27 февр. 2020 г., в 02:54, Vladislav Shpilevoy <v.shpilevoy@tarantool.org> написал(а):

Thanks for the patch!

Hi! Thanks for the review!

Please find my comments and the new diff below.

See 4 comments below.

   replication: do not relay rows coming from a remote instance back to it

   We have a mechanism for restoring rows originating from an instance that
   suffered a sudden power loss: remote masters resend the isntance's rows
   received before a certain point in time, defined by remote master vclock
   at the moment of subscribe.
   However, this is useful only on initial replication configuraiton, when
   an instance has just recovered, so that it can receive what it has
   relayed but haven't synced to disk.
   In other cases, when an instance is operating normally and master-master
   replication is configured, the mechanism described above may lead to
   instance re-applying instance's own rows, coming from a master it has just
   subscribed to.
   To fix the problem do not relay rows coming from a remote instance, if
   the instance has already recovered.

   Closes #4739

diff --git a/src/box/applier.cc b/src/box/applier.cc
index 911353425..73ffc0d68 100644
--- a/src/box/applier.cc
+++ b/src/box/applier.cc
@@ -866,8 +866,13 @@ applier_subscribe(struct applier *applier)
struct vclock vclock;
vclock_create(&vclock);
vclock_copy(&vclock, &replicaset.vclock);
+ /*
+ * Stop accepting local rows coming from a remote
+ * instance as soon as local WAL starts accepting writes.
+ */
+ unsigned int id_filter = box_is_orphan() ? 0 : 1 << instance_id;

1. I was always wondering, what if the instance got orphaned after it
started accepting writes? WAL is fully functional, it syncs whatever is
needed, and then a resubscribe happens. Can this break anything?

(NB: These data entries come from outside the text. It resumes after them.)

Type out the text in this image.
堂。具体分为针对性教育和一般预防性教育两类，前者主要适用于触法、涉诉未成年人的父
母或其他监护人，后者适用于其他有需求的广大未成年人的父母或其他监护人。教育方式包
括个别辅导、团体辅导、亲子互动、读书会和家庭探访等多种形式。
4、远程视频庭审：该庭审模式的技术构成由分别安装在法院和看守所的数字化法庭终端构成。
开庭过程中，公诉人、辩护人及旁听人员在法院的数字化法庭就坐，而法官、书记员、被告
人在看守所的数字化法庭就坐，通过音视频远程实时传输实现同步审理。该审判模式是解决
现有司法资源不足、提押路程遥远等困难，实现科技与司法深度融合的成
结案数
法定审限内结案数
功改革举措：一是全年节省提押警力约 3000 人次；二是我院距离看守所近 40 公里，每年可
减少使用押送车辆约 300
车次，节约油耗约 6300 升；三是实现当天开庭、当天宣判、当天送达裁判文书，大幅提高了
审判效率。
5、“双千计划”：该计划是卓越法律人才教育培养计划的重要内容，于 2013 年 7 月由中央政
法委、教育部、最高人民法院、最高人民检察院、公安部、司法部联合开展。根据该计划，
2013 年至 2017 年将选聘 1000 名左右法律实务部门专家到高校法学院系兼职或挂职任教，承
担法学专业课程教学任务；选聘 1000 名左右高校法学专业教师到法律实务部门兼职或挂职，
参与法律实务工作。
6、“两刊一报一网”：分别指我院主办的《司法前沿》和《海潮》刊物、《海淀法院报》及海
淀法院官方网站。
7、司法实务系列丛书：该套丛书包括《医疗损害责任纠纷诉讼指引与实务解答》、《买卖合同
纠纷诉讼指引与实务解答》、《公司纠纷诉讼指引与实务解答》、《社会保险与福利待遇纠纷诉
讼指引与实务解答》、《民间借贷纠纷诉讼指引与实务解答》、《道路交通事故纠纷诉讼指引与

xrow_encode_subscribe_xc(&row, &REPLICASET_UUID, &INSTANCE_UUID,
- &vclock, replication_anon, 0);
+ &vclock, replication_anon, id_filter);
coio_write_xrow(coio, &row);

/* Read SUBSCRIBE response */
diff --git a/src/box/wal.c b/src/box/wal.c
index 27bff662a..35ba7b072 100644
--- a/src/box/wal.c
+++ b/src/box/wal.c
@@ -278,8 +278,13 @@ tx_schedule_commit(struct cmsg *msg)
/* Closes the input valve. */
stailq_concat(&writer->rollback, &batch->rollback);
}
+
+ ERROR_INJECT(ERRINJ_REPLICASET_VCLOCK_UPDATE, { goto skip_update; });
/* Update the tx vclock to the latest written by wal. */
vclock_copy(&replicaset.vclock, &batch->vclock);
+#ifndef NDEBUG
+skip_update:
+#endif

2. Consider this hack which I just invented. In that way you won't
depend on ERRINJ and NDEBUG interconnection.

====================
@@ -282,9 +282,7 @@ tx_schedule_commit(struct cmsg *msg)
ERROR_INJECT(ERRINJ_REPLICASET_VCLOCK_UPDATE, { goto skip_update; });
/* Update the tx vclock to the latest written by wal. */
vclock_copy(&replicaset.vclock, &batch->vclock);
-#ifndef NDEBUG
-skip_update:
-#endif
+ ERROR_INJECT(ERRINJ_REPLICASET_VCLOCK_UPDATE, {skip_update:;});
tx_schedule_queue(&batch->commit);
mempool_free(&writer->msg_pool, container_of(msg, struct wal_msg, base));
}
====================

Good one, applied.

Talking of the injection itself - don't know really. Perhaps
it would be better to add a delay to the wal_write_to_disk()
function, to its very end, after wal_notify_watchers(). In
that case relay will wake up, send whatever it wants, and TX
won't update the vclock until you let wal_write_to_disk()
finish. Seems more natural this way.

I tried to add a sleep first. It’s impossible to sleep in tx_schedule_commit(),

since it’s processed in tx_prio endpoint, where yielding is impossible.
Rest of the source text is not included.